Since posting the excerpts above, I’ve been remembering my days in small-market radio during the ’70s and early ’80s. I was an announcer and program director, but never in sales. We thought of ourselves as “talent.”

It was clearly understood by us that the advertising was the means to the end of creating the information and entertainment (mostly recorded music). We had to pay for all this wonderful stuff we were doing.

What the sales people believed –an management knew– was the news and music and all the rest was merely a way to attract ears for the commercials we sold to advertisers. We were not in the music business or news business… we were in the advertising business.

If you doubt that, go back and listen to this interview with Congressman Paul C. Jones to built the radio station. Or read the recollections of Joe Bankhead, who was one of the stations first salesmen. It was clearly about serving the businesses in the area. They were more than willing to put on any kind of programming that would attact enough listeners to satisfy a sponsor.

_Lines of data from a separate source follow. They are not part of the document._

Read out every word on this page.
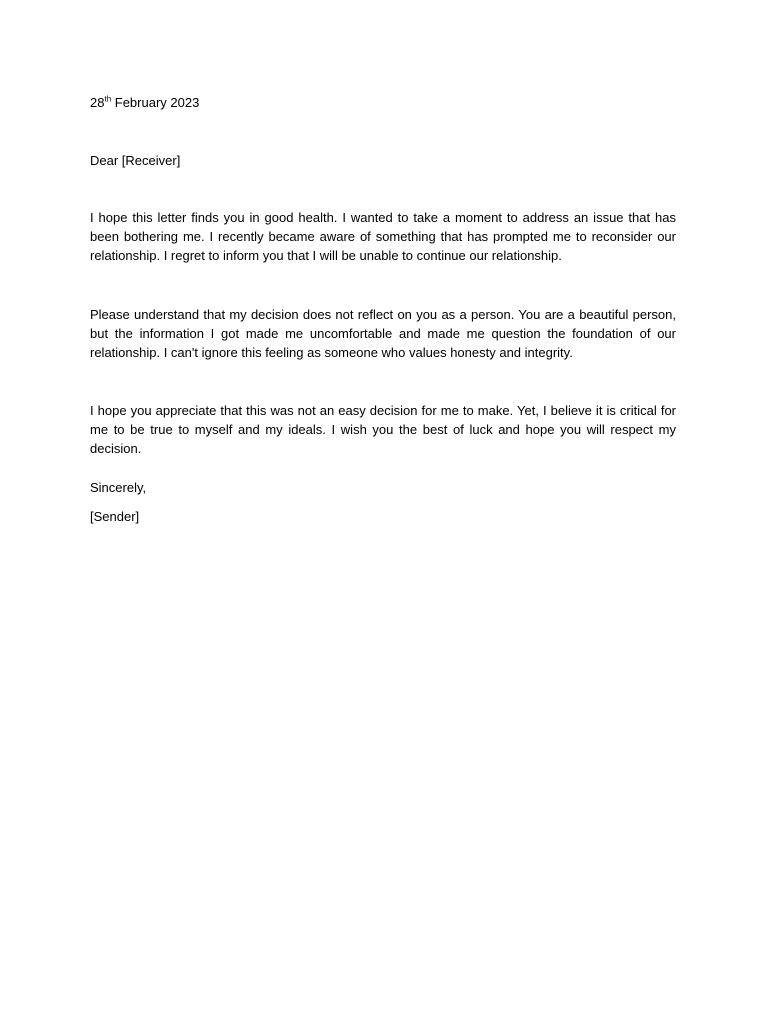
28th February 2023

Dear [Receiver]

I hope this letter finds you in good health. I wanted to take a moment to address an issue that has been bothering me. I recently became aware of something that has prompted me to reconsider our relationship. I regret to inform you that I will be unable to continue our relationship.

Please understand that my decision does not reflect on you as a person. You are a beautiful person, but the information I got made me uncomfortable and made me question the foundation of our relationship. I can't ignore this feeling as someone who values honesty and integrity.

I hope you appreciate that this was not an easy decision for me to make. Yet, I believe it is critical for me to be true to myself and my ideals. I wish you the best of luck and hope you will respect my decision.

Sincerely,

[Sender]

Used head stone. Make offer.

I think the creepy trumps the amusing on this classified ad. First question: What about the immortal remains of Bertrand Goforth? Does he have a new head stone? Why?

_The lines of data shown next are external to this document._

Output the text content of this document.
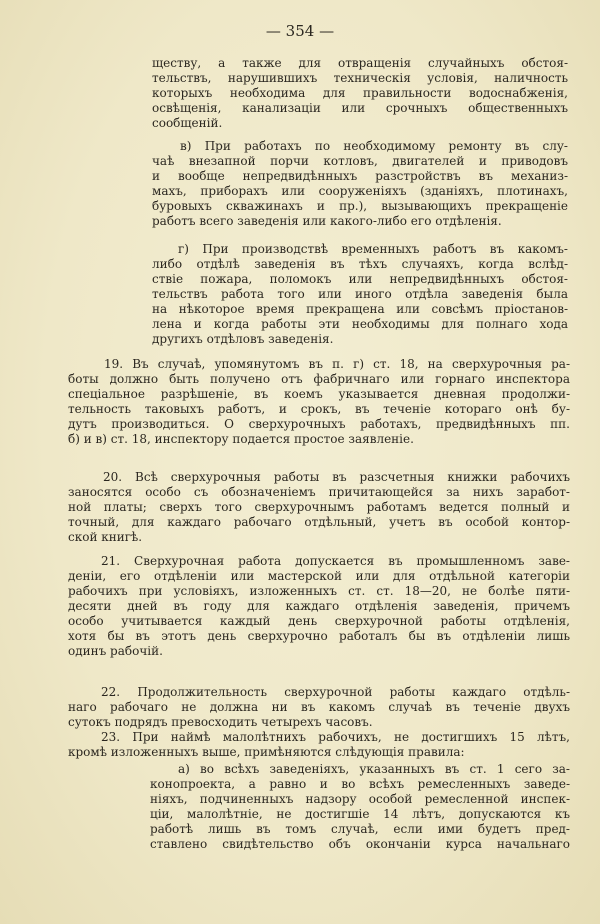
— 354 —
ществу, а также для отвращенія случайныхъ обстоя-
тельствъ, нарушившихъ техническія условія, наличность
которыхъ необходима для правильности водоснабженія,
освѣщенія, канализаціи или срочныхъ общественныхъ
сообщеній.
в) При работахъ по необходимому ремонту въ слу-
чаѣ внезапной порчи котловъ, двигателей и приводовъ
и вообще непредвидѣнныхъ разстройствъ въ механиз-
махъ, приборахъ или сооруженіяхъ (зданіяхъ, плотинахъ,
буровыхъ скважинахъ и пр.), вызывающихъ прекращеніе
работъ всего заведенія или какого-либо его отдѣленія.
г) При производствѣ временныхъ работъ въ какомъ-
либо отдѣлѣ заведенія въ тѣхъ случаяхъ, когда вслѣд-
ствіе пожара, поломокъ или непредвидѣнныхъ обстоя-
тельствъ работа того или иного отдѣла заведенія была
на нѣкоторое время прекращена или совсѣмъ пріостанов-
лена и когда работы эти необходимы для полнаго хода
другихъ отдѣловъ заведенія.
19. Въ случаѣ, упомянутомъ въ п. г) ст. 18, на сверхурочныя ра-
боты должно быть получено отъ фабричнаго или горнаго инспектора
спеціальное разрѣшеніе, въ коемъ указывается дневная продолжи-
тельность таковыхъ работъ, и срокъ, въ теченіе котораго онѣ бу-
дутъ производиться. О сверхурочныхъ работахъ, предвидѣнныхъ пп.
б) и в) ст. 18, инспектору подается простое заявленіе.
20. Всѣ сверхурочныя работы въ разсчетныя книжки рабочихъ
заносятся особо съ обозначеніемъ причитающейся за нихъ заработ-
ной платы; сверхъ того сверхурочнымъ работамъ ведется полный и
точный, для каждаго рабочаго отдѣльный, учетъ въ особой контор-
ской книгѣ.
21. Сверхурочная работа допускается въ промышленномъ заве-
деніи, его отдѣленіи или мастерской или для отдѣльной категоріи
рабочихъ при условіяхъ, изложенныхъ ст. ст. 18—20, не болѣе пяти-
десяти дней въ году для каждаго отдѣленія заведенія, причемъ
особо учитывается каждый день сверхурочной работы отдѣленія,
хотя бы въ этотъ день сверхурочно работалъ бы въ отдѣленіи лишь
одинъ рабочій.
22. Продолжительность сверхурочной работы каждаго отдѣль-
наго рабочаго не должна ни въ какомъ случаѣ въ теченіе двухъ
сутокъ подрядъ превосходить четырехъ часовъ.
23. При наймѣ малолѣтнихъ рабочихъ, не достигшихъ 15 лѣтъ,
кромѣ изложенныхъ выше, примѣняются слѣдующія правила:
а) во всѣхъ заведеніяхъ, указанныхъ въ ст. 1 сего за-
конопроекта, а равно и во всѣхъ ремесленныхъ заведе-
ніяхъ, подчиненныхъ надзору особой ремесленной инспек-
ціи, малолѣтніе, не достигшіе 14 лѣтъ, допускаются къ
работѣ лишь въ томъ случаѣ, если ими будетъ пред-
ставлено свидѣтельство объ окончаніи курса начальнаго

If my name is also Bertrand Goforth, won’t the dates be a little off?

Are they hoping someone named Bertran Goforth was buried without a marker, in hopes the family would find a deal like this down the road?

I’d really like to know if someone buys this… and why.

[Thanks to Joel for spotting this gem]

“Local” means something entirely different now

Roger Gardner offers a good example of the idea in headline.

“Jefferson Bank, in Jefferson City, Missouri, has the banner on the business section of NYT. Of course, they don’t buy it everywhere, NYT knows where I am, so it inserts the local ad. Interesting to me is who sold it to Jeff Bank and how?”

Let’s say you sell yoga supplies and would like to advertise locally. But the newspaper, radio and TV stations don’t offer any programming or content relevant to your customers. The local media can’t afford to produce that programming for the few hundred people into yoga.

If you have a great database of readers (as the NYT certainly does) … and an ad network that can pull from yoga shops all over the country… you can serve up ads like the one above.

I think a more practical approach might be for the yoga shop owner to create his own content and community. We’re seeing that happen every day. Or, if they just don’t have the time… others will create that branded content for them. But the result is more and more business becoming “media” creators.